Courrier International
- Type: Weekly newspaper
- Format: Berliner
- Owner: Groupe Le Monde
- Editor: Philippe Thureau-Dangin
- Founded: 1990; 35 years ago
- Political alignment: Liberalism Centrism Centre-left
- Language: French Portuguese Japanese
- Headquarters: Paris
- Circulation: 168,766 (2020)
- ISSN: 1154-516X
- Website: www.courrierinternational.com

= Courrier International =

French weekly newspaper

Courrier International (/fr/; lit. 'International Mail') is a Paris-based French weekly newspaper which translates and publishes excerpts of articles from over 900 international newspapers. It also has a Portuguese and a Japanese edition. Courrier Japon was launched on 17 November 2005 and is published by Kodansha Limited.

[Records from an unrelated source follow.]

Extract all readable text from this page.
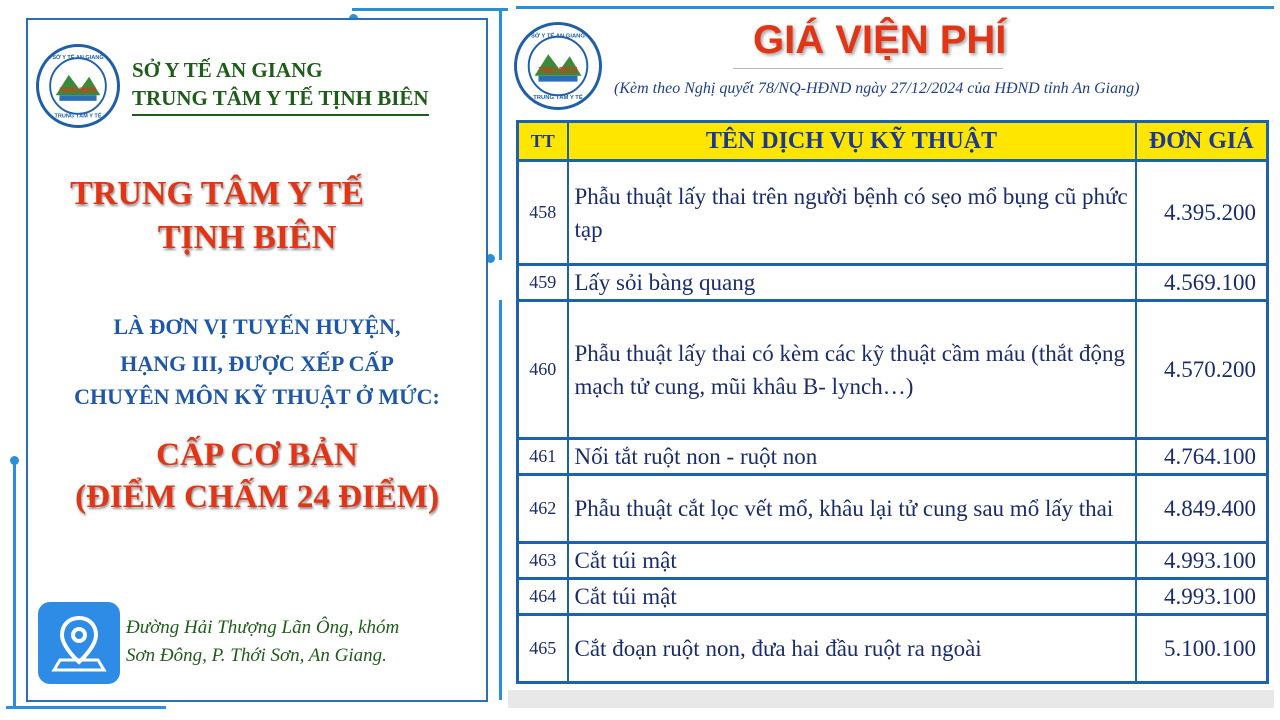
TỊNH BIÊN
SỞ Y TẾ AN GIANG
TRUNG TÂM Y TẾ
SỞ Y TẾ AN GIANG
TRUNG TÂM Y TẾ TỊNH BIÊN
TRUNG TÂM Y TẾ
TỊNH BIÊN
LÀ ĐƠN VỊ TUYẾN HUYỆN,
HẠNG III, ĐƯỢC XẾP CẤP
CHUYÊN MÔN KỸ THUẬT Ở MỨC:
CẤP CƠ BẢN
(ĐIỂM CHẤM 24 ĐIỂM)
Đường Hải Thượng Lãn Ông, khóm
Sơn Đông, P. Thới Sơn, An Giang.
TỊNH BIÊN
SỞ Y TẾ AN GIANG
TRUNG TÂM Y TẾ
GIÁ VIỆN PHÍ
(Kèm theo Nghị quyết 78/NQ-HĐND ngày 27/12/2024 của HĐND tỉnh An Giang)
TT	TÊN DỊCH VỤ KỸ THUẬT	ĐƠN GIÁ
458	Phẫu thuật lấy thai trên người bệnh có sẹo mổ bụng cũ phức tạp	4.395.200
459	Lấy sỏi bàng quang	4.569.100
460	Phẫu thuật lấy thai có kèm các kỹ thuật cầm máu (thắt động mạch tử cung, mũi khâu B- lynch…)	4.570.200
461	Nối tắt ruột non - ruột non	4.764.100
462	Phẫu thuật cắt lọc vết mổ, khâu lại tử cung sau mổ lấy thai	4.849.400
463	Cắt túi mật	4.993.100
464	Cắt túi mật	4.993.100
465	Cắt đoạn ruột non, đưa hai đầu ruột ra ngoài	5.100.100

Its headquarters is located in Paris.

==History and profile==
Conceived in the autumn of 1987 by five Parisians, Jean-Michel Boissier, Hervé Lavergne, Maurice Ronai, Jacques Rosselin and Juan Calderon, Courrier international was first published on the 8 November 1990, one year after the fall of the Berlin Wall, financed by Pierre Bergé and Guy de Wouters (of the Société Générale de Belgique). The paper is published by the media group La Vie-Le Monde (lit. 'The Life – The World').

A "Volume Zero", in a print run of several hundred demonstration copies, was printed on the 22 June 1988. It was financed by a fund-raising round from family and friends of the founders, brought together a few months earlier in a method dubbed the "calendar multiplier" by Ronai and Rosselin.

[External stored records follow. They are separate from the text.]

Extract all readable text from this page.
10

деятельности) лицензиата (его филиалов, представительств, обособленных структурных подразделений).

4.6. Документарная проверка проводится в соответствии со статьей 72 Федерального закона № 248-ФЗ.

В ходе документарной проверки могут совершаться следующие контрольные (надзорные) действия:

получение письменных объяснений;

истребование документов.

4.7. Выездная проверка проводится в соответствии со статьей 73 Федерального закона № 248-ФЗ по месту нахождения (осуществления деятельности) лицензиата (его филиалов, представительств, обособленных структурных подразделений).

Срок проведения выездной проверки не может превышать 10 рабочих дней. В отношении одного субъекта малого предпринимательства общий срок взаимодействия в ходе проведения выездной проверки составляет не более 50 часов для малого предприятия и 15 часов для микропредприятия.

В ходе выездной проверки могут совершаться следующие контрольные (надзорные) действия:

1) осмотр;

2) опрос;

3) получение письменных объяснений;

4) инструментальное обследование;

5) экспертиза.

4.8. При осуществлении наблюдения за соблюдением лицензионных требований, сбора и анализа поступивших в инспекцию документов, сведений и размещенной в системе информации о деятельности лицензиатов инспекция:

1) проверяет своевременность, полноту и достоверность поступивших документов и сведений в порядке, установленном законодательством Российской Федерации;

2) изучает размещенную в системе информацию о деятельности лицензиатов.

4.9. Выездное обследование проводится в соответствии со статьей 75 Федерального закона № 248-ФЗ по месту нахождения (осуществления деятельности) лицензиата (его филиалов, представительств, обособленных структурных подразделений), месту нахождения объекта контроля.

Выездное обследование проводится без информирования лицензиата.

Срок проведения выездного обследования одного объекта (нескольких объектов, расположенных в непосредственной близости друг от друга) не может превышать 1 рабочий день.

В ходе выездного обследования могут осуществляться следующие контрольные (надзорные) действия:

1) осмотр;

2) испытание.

The magazine's publication was prescient, it was a time of important international news and the second issue sold . The issues published during the Gulf War, begun in January 1991, which translated Arab newspapers banned in France, were especially successful. A series of big world developments proved the viability of the concept: the 1993 Russian constitutional crisis described by Russian journalists, Algerian elections through the eyes of the Arab press, the Maastricht referendum as written about in Europe, and Bill Clinton's election as predicted by American newspapers.

Jacques Rosselin, one of the founders, managed the magazine until the end of 1994, less than a year after it was bought by Générale Occidentale (a subsidiary of Alcatel, which also owned L'Express and Le Point). The deal was completed in March 1994 for 83 million francs, though the magazine would wait until 1999 to break even. Courrier International was then sold to Vivendi, together with L'Express, then to Le Monde group, which had looked to buy it since its creation. Rosselin was succeeded by Bernard Wouts, who joined via Générale Occidentale. Wouts, a former executive of le Monde, had met with the founders in 1989 but declined their offer to join the then fledgling magazine.

Today the paper is part of Le Monde group and edited by Philippe Thureau-Dangin, who joined in 1993. A number of original employees are still there, the most senior are Hidenobu Suzuki and Kazuhiko Yatabe, who worked on number zero in June 1988.

For its twentieth anniversary, on the 9 September 2010, Courrier international unveiled a new logo and layout. The redesign was accompanied by a marketing campaign which included an image of two planes passing above digitally shortened towers of the World Trade Center in New York. The image, one of four accompanying the magazine's new slogan « Learn to anticipate » (« Apprendre à anticiper »), solicited numerous negative reactions in the United States.

In 2020 the circulation of Courier International was of 168,766 copies.